基于 RNA velocity 的 CellRank 分析#

本教程使用胰腺 RNA velocity 数据展示 CellRank 分析流程。内容包括 velocity 预处理、terminal state 识别、fate probability 计算、分支伪时间可视化,以及 marker gene 动态趋势分析。

加载数据#

这里使用 scvelo 提供的 pancreas 发育数据。该数据包含 RNA velocity 分析所需的 splicedunspliced layer。

import warnings
warnings.filterwarnings("ignore", category=FutureWarning)

import omicverse as ov
import scanpy as sc
import scvelo as scv
import cellrank as cr
import numpy as np
import matplotlib.pyplot as plt

ov.plot_set(font_path='Arial')

%load_ext autoreload
%autoreload 2
🔬 Starting plot initialization...
Using already downloaded Arial font from: /var/folders/rv/3jnfbs0d6r7d0c5bfj7ft5k00000gn/T/omicverse_arial.ttf
Registered as: Arial
🧬 Detecting GPU devices…
🚫 PyTorch not available - GPU detection skipped

   ____            _     _    __                  
  / __ \____ ___  (_)___| |  / /__  _____________ 
 / / / / __ `__ \/ / ___/ | / / _ \/ ___/ ___/ _ \ 
/ /_/ / / / / / / / /__ | |/ /  __/ /  (__  )  __/ 
\____/_/ /_/ /_/_/\___/ |___/\___/_/  /____/\___/                                              

🔖 Version: 2.1.3rc1   📚 Tutorials: https://omicverse.readthedocs.io/
✅ plot_set complete.
adata = scv.datasets.pancreas()
adata
AnnData object with n_obs × n_vars = 3696 × 27998
    obs: 'clusters_coarse', 'clusters', 'S_score', 'G2M_score'
    var: 'highly_variable_genes'
    uns: 'clusters_coarse_colors', 'clusters_colors', 'day_colors', 'neighbors', 'pca'
    obsm: 'X_pca', 'X_umap'
    layers: 'spliced', 'unspliced'
    obsp: 'distances', 'connectivities'
ov.pl.embedding(
    adata,
    basis='X_umap',
    color='clusters',
    frameon='small',
)

估计 RNA velocity#

这里我们保持一个紧凑但完整的预处理流程:先做共享计数归一化,再计算 PCA 和邻居图,然后估计 moments、deterministic velocity,以及后续 CellRank 需要的 velocity graph。后续分支和 marker program 可视化会使用面向发育过程的 pseudotime。
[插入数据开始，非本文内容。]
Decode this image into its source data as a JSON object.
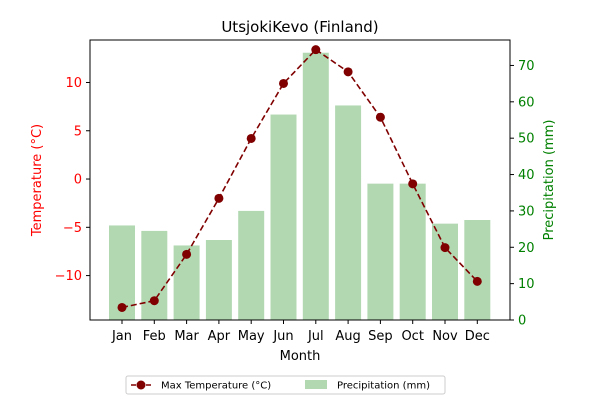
{
  "chart_data": {
    "type": "bar+line",
    "title": "UtsjokiKevo (Finland)",
    "xlabel": "Month",
    "ylabel_left": "Temperature (°C)",
    "ylabel_right": "Precipitation (mm)",
    "categories": [
      "Jan",
      "Feb",
      "Mar",
      "Apr",
      "May",
      "Jun",
      "Jul",
      "Aug",
      "Sep",
      "Oct",
      "Nov",
      "Dec"
    ],
    "ylim_left": [
      -14.6,
      14.4
    ],
    "ylim_right": [
      0,
      77
    ],
    "yticks_left": [
      -10,
      -5,
      0,
      5,
      10
    ],
    "yticks_right": [
      0,
      10,
      20,
      30,
      40,
      50,
      60,
      70
    ],
    "series": [
      {
        "name": "Max Temperature (°C)",
        "type": "line",
        "axis": "left",
        "color": "#800000",
        "values": [
          -13.3,
          -12.6,
          -7.8,
          -2.0,
          4.2,
          9.9,
          13.4,
          11.1,
          6.4,
          -0.5,
          -7.1,
          -10.6
        ]
      },
      {
        "name": "Precipitation (mm)",
        "type": "bar",
        "axis": "right",
        "color": "#b2d8b2",
        "values": [
          26,
          24.5,
          20.5,
          22,
          30,
          56.5,
          73.5,
          59,
          37.5,
          37.5,
          26.5,
          27.5
        ]
      }
    ],
    "legend": "bottom-center",
    "grid": false
  },
  "colors": {
    "left_axis": "#ff0000",
    "right_axis": "#008000",
    "text": "#000000"
  }
}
scv.pp.filter_and_normalize(adata, min_shared_counts=20)
sc.pp.pca(adata)
sc.pp.neighbors(adata, n_neighbors=30, n_pcs=30)
scv.pp.moments(adata, n_pcs=None, n_neighbors=None)
scv.tl.velocity(adata, mode='deterministic')
scv.tl.velocity_graph(adata, n_jobs=1)
scv.tl.velocity_pseudotime(adata)

root_mask = adata.obs['clusters'].astype(str).eq('Ductal')
if not root_mask.any():
    root_mask = adata.obs['clusters'].astype(str).eq('Ngn3 low EP')
root_cells = np.flatnonzero(root_mask.to_numpy())
root_center = np.asarray(adata.obsm['X_pca'][root_cells]).mean(axis=0)
root_index = int(
    root_cells[
        np.argmin(
            np.linalg.norm(adata.obsm['X_pca'][root_cells] - root_center, axis=1)
        )
    ]
)
adata.uns['iroot'] = root_index
sc.tl.diffmap(adata)
sc.tl.dpt(adata, n_dcs=10)
adata.obs['development_pseudotime'] = adata.obs['dpt_pseudotime']
Filtered out 20801 genes that are detected 20 counts (shared).
Normalized count data: X, spliced, unspliced.
computing moments based on connectivities
finished (0:00:01) --> added 
    'Ms' and 'Mu', moments of un/spliced abundances (adata.layers)
computing velocities
finished (0:00:00) --> added 
    'velocity', velocity vectors for each individual cell (adata.layers)
computing velocity graph (using 1/12 cores)
finished (0:00:05) --> added 
    'velocity_graph', sparse matrix with cosine correlations (adata.uns)
computing terminal states
WARNING: Uncertain or fuzzy root cell identification. Please verify.
    identified 1 region of root cells and 1 region of end points .
    finished (0:00:00) --> added
    'root_cells', root cells of Markov diffusion process (adata.obs)
    'end_points', end points of Markov diffusion process (adata.obs)
scv.pl.velocity_embedding_stream(
    adata,
    basis='umap',
    color='clusters',
    legend_loc='right',
    title='RNA velocity stream',
)
computing velocity embedding
    finished (0:00:00) --> added
    'velocity_umap', embedded velocity vectors (adata.obsm)
../_images/b59521a7aa86a7682c5928546fe57d61e291a5908c21b36349f9d6b2b4a8e9e6.png

构建 CellRank kernel#

一个常见做法是将基于 velocity 的转移信息与邻接图连接关系做线性组合,让后续 fate 分析同时利用局部图结构和 RNA velocity 方向。

vk = cr.kernels.VelocityKernel(adata).compute_transition_matrix()
ck = cr.kernels.ConnectivityKernel(adata).compute_transition_matrix()
kernel = 0.8 * vk + 0.2 * ck
kernel
(0.8 * VelocityKernel[n=3696, model='deterministic', similarity='correlation', softmax_scale=12.543] + 0.2 * ConnectivityKernel[n=3696, dnorm=True, key='connectivities'])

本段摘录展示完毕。